Effect of shadowing on outage probability in fluid cellular radio networks

Abstract

We propose an adaptive model for the study of cellular networks called the fluid model, useful to each specific network environment characterized by the radio propagation (distance path-loss and shadowing) and by the network configuration. The key idea of the fluid model is to consider the discrete base stations (BS) entities as a continuum of transmitters which are spatially distributed in the network. This allows us to obtain simple analytical expressions of the main characteristics of the network. We focus on the downlink other-cell interference factor, f, which is defined here as the ratio of outer cell received power to the inner cell received power.

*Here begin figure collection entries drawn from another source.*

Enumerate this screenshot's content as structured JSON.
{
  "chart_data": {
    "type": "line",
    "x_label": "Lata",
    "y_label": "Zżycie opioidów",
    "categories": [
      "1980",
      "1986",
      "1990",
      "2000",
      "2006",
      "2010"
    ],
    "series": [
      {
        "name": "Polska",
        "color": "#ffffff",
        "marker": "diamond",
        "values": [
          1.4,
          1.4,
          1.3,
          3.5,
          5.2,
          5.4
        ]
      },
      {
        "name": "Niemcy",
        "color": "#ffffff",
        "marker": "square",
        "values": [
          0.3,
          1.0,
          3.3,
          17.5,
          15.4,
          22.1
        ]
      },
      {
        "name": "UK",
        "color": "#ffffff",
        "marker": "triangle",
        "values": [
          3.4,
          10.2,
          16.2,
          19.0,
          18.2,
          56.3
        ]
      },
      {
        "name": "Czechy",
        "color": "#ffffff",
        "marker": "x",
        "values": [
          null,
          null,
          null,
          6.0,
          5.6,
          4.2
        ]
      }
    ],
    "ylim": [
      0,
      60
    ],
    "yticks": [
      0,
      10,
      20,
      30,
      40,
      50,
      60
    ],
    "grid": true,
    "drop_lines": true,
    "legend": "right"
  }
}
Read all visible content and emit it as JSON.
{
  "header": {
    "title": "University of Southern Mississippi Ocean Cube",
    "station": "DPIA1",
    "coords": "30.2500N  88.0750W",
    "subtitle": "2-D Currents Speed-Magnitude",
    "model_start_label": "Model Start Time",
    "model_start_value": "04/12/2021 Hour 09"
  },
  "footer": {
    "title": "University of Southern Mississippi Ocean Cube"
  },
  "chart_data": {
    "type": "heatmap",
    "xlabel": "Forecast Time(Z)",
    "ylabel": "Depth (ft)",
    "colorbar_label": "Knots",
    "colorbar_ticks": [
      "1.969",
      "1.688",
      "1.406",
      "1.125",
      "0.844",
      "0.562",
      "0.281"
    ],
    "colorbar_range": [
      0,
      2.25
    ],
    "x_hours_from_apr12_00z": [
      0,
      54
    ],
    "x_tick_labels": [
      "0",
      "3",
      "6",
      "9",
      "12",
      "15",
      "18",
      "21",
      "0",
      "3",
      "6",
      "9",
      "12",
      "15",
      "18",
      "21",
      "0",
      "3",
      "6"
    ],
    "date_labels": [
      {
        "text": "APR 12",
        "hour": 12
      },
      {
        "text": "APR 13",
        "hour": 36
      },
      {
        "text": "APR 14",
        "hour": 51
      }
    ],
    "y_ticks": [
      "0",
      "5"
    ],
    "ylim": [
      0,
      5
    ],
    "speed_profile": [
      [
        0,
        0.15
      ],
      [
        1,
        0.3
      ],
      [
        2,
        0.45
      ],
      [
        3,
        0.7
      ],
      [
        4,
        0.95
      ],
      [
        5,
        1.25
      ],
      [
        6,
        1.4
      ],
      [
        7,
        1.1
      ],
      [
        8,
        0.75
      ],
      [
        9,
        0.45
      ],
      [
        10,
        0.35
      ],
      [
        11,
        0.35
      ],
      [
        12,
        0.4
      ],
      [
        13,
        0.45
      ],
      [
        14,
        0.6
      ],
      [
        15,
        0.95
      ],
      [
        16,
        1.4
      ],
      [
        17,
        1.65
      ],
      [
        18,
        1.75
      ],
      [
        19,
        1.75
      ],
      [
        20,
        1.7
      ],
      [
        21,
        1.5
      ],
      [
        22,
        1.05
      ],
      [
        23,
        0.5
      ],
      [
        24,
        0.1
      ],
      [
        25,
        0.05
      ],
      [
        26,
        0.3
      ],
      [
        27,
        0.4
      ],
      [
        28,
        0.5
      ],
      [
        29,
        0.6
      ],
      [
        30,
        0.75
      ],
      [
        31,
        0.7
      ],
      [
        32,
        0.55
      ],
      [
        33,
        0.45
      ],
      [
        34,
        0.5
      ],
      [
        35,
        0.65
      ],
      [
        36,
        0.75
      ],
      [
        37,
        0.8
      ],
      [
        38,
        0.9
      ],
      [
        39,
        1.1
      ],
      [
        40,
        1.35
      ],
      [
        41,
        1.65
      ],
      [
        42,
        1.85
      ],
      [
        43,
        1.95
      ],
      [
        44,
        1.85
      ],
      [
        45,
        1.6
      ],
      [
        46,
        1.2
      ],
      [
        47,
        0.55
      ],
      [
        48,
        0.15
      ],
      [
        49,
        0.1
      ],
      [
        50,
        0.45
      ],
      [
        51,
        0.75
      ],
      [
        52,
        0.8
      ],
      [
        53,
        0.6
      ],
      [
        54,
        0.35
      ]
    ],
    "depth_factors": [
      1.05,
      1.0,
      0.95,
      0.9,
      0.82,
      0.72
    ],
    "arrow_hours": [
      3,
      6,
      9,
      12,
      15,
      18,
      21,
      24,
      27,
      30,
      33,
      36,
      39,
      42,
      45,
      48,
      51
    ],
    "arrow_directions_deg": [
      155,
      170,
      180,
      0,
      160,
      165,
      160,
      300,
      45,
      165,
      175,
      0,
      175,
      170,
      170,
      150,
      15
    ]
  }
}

Taking into account the shadowing, f is expressed as a lognormal random variable. Closed-form formulas of the interference factor's mean m _f and standard deviation sigma _f are provided in this paper. From f, we are able to derive the global outage probability and the spatial outage probability, which depends on the location of a mobile station (MS) initiating a new call. Comparisons to Monte Carlo simulations are proposed, performed in a traditional hexagonal network. Although this factor has been firstly defined for CDMA networks, the analysis presented hereafter is still valid for other systems using frequency reuse 1, like OFDMA (WiMAX), TDMA (GSM with frequency hopping), or even ad hoc networks.